The year 2022 might be when Germany puts one of the most contentious issues in the transatlantic relationship to rest — the eternal debate on defense spending.

That Germany had fallen short in that regard was admitted by the government in the wake of Russia’s invasion of Ukraine. Now Chancellor Olaf Scholz (SPD) has announced a turnaround. His government wants to produce a powerful, ultra-modern, progressive Bundeswehr, and even more: the most effective armed forces in Europe.

To this end, the federal government aims to increase the defense budget to 2% of gross domestic product, including a “special fund” of 100 billion euros ($113 billion) solely for armaments projects. This would finally put Germany on par with other NATO allies who have increased their defense spending to the level of the NATO defense investment pledge, including 20% for procurement.

Projected to the year 2031, a defense-spending level of 2% of Germany’s GDP amounts to a whopping 770 billion euros, or $845 billion.

Whether Scholz’s ambitions will become a reality is still an open question. The German government could do a lot of things right. But it could also get it all wrong and burn an unimaginable amount of taxpayer money in the process.

In principle, and given the size of the challenge, it is quite right to combine higher defense spending with a dedicated fund. First, the armed forces have been underfunded for decades, measured against Germany’s commitments to its allies in NATO and the European Union. Above all, there is a lack of modern and effective equipment, and the force needs rehabilitation. Second, even the increases in the defense budget since the first Ukraine war in 2014 have not adequately remedied the shortcomings. This is because the funds came at short notice and were unpredictable.

And third, the federal government’s budget forecasts mainly indicated decreases or a constant, but not increasing, budget in subsequent years. Under these conditions, the Bundeswehr could only repair here and there but by no means rehabilitate itself. The envisioned funding package now enables the Bundeswehr to plug many holes in one fell swoop, increase orders, and start projects that were previously beyond its means.

But all of this is not enough.

The armed forces also urgently need financial planning predictability over ten to 15 years. That is the approximate duration for main weapon projects worth billions, such as aircraft or new helicopters, which form the backbone of an effective army.
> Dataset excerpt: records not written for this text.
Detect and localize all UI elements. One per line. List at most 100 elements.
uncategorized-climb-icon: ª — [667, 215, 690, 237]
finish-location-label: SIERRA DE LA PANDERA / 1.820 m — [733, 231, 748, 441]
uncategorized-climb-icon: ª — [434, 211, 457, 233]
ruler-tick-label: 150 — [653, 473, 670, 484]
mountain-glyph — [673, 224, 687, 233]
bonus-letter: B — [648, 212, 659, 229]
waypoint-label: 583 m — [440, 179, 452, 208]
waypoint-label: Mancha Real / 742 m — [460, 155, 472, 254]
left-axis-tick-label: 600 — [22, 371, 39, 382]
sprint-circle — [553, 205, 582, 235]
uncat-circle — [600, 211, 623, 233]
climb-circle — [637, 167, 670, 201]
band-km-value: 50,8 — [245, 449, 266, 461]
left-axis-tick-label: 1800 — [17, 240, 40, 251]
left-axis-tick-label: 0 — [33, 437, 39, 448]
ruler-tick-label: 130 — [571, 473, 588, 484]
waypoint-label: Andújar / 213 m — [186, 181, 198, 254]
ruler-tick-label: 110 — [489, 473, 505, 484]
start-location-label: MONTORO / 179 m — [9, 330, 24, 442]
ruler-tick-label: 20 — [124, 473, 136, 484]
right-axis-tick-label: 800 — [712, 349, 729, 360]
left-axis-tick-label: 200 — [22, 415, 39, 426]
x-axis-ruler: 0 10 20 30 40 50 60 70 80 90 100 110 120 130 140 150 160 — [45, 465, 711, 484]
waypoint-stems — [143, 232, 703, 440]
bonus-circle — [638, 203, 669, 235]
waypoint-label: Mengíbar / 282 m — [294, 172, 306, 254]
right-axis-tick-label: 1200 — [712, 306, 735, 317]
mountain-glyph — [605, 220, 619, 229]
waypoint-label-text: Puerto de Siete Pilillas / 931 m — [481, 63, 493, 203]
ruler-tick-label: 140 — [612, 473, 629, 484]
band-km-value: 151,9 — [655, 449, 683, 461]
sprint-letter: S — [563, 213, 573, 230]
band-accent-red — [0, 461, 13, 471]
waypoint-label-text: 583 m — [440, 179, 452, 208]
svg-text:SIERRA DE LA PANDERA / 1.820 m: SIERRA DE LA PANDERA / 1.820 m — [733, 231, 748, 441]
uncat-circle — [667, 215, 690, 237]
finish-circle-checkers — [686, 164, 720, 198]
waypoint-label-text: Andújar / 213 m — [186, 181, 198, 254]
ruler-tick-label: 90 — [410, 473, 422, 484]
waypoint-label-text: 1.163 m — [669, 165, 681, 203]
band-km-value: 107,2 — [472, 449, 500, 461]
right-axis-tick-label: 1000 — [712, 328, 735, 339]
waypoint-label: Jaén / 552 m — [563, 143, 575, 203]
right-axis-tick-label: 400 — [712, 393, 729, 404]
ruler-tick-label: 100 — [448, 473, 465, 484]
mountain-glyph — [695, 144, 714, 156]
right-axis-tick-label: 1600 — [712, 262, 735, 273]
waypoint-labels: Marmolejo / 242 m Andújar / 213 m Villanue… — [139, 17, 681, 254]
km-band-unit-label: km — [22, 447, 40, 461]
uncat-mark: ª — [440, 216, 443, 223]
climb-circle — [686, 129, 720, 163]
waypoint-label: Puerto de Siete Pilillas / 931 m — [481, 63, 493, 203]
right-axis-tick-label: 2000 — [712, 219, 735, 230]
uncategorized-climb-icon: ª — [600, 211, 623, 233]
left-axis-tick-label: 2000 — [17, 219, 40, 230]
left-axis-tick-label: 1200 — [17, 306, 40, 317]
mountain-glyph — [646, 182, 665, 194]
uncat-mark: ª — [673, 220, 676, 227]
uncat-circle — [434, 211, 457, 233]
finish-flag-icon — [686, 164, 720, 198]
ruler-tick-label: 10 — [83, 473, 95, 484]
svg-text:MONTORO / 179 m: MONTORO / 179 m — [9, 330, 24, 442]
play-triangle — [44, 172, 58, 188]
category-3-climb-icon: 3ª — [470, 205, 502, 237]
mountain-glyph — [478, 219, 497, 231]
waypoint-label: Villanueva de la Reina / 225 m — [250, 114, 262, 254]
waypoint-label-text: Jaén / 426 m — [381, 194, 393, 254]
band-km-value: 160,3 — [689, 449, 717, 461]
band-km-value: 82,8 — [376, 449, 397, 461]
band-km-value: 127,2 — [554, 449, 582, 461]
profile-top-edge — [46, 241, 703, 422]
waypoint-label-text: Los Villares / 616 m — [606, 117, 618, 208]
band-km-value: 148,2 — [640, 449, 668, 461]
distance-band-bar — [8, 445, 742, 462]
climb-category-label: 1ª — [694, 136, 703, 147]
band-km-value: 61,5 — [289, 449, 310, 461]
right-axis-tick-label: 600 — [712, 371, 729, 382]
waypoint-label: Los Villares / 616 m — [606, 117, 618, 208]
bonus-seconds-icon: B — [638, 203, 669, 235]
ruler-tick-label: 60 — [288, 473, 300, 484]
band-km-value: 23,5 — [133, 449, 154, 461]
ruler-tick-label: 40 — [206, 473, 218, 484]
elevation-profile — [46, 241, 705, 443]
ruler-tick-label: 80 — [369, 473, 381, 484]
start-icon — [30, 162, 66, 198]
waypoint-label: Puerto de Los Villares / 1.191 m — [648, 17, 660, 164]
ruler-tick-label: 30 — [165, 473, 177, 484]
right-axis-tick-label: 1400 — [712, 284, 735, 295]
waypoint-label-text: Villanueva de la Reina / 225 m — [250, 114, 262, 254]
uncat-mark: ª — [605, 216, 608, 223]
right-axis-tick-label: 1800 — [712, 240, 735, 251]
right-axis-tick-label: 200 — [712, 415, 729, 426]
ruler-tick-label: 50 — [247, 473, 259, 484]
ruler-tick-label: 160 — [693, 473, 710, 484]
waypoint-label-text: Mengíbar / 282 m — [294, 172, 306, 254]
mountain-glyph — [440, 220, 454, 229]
The “special fund” is also intended to remedy the lack of sustainable financing and planning security. However, this presupposes that the special fund could be stretched over the years instead of just igniting a brief financial fireworks. The Bundestag has yet to decide on this.

Two developments are working against the stretching idea: The arms industry and lobbyists put pressure on the government to quickly spend the money. And the German government itself also wants to invest the money from the fund quickly so that it can comply with the federal debt brake in this legislative period. This is because the 100 billion euros will not be counted against the annual national debt, but just on the overall national debt.

Thus, the larger the share of money from the fund in the overall annual defense spending, the smaller the increase in the regular defense budget has to be. How, then, will the next federal government, in four to five years, increase the regular defense budget to 2% of GDP and at the same time comply with the debt brake? That will be their problem.

Only thinking “Zeitenwende” – the term of art given to Germany’s historic about-face on defense – until the next elections would throw Chancellor Scholz’s plan off course almost immediately. In that case, the German government would be left with a series of overpriced and, in some cases, only half-finished armaments projects at the end of the legislative period. The Bundeswehr’s requirements lists to date contain virtually no strategic projects that could be realized through a short-term cash injection.

To ensure that the government uses its taxpayers’ money wisely, it needs to apply a mix of different components. The most important is military effectiveness. To sustain it, some of the money must be invested in expanding Germany’s defense industrial and technological base. European cooperation can fill other gaps.

With its greater weight, the German government can do much more to shape European armaments structures, for example by developing tanks, air defense systems and the next generation of combat aircraft together with European partners. For other equipment – such as specialized aircraft and helicopters – buying market-available products makes sense. These would be purchased primarily in the United States, a clear political investment in the transatlantic partnership.

Nevertheless, national industries could benefit from this, for example through technology acquisition or cooperation between the armed forces, because many will fly the same American systems in the future, such as the F-35 fighter aircraft.

Furthermore, the defense bureaucracy and industry, as well as the armed forces, must be able to absorb the growth that comes with the investment. A rough tripling to around 30 billion euros of defense investment per year is unlikely to be achieved overnight. Production capacities that have been dismantled over 30 years cannot be rebuilt in the blink of an eye.

If the federal government follows the short-term impulse to spend the money quickly, it will further discredit the Bundeswehr and the defense sector. If that happens, it will be even harder to keep defense spending at two percent of GDP from 2025 onwards. Strategic projects will again be at risk of falling victim to the annual budgetary wrangling with other ministries. It is up to the German government to stay on course after the turnaround in security policy that it has proclaimed.

Christian Mölling und Torben Schütz are research director and associate fellow, respectively, at the Berlin-based German Council on Foreign Relations, DGAP.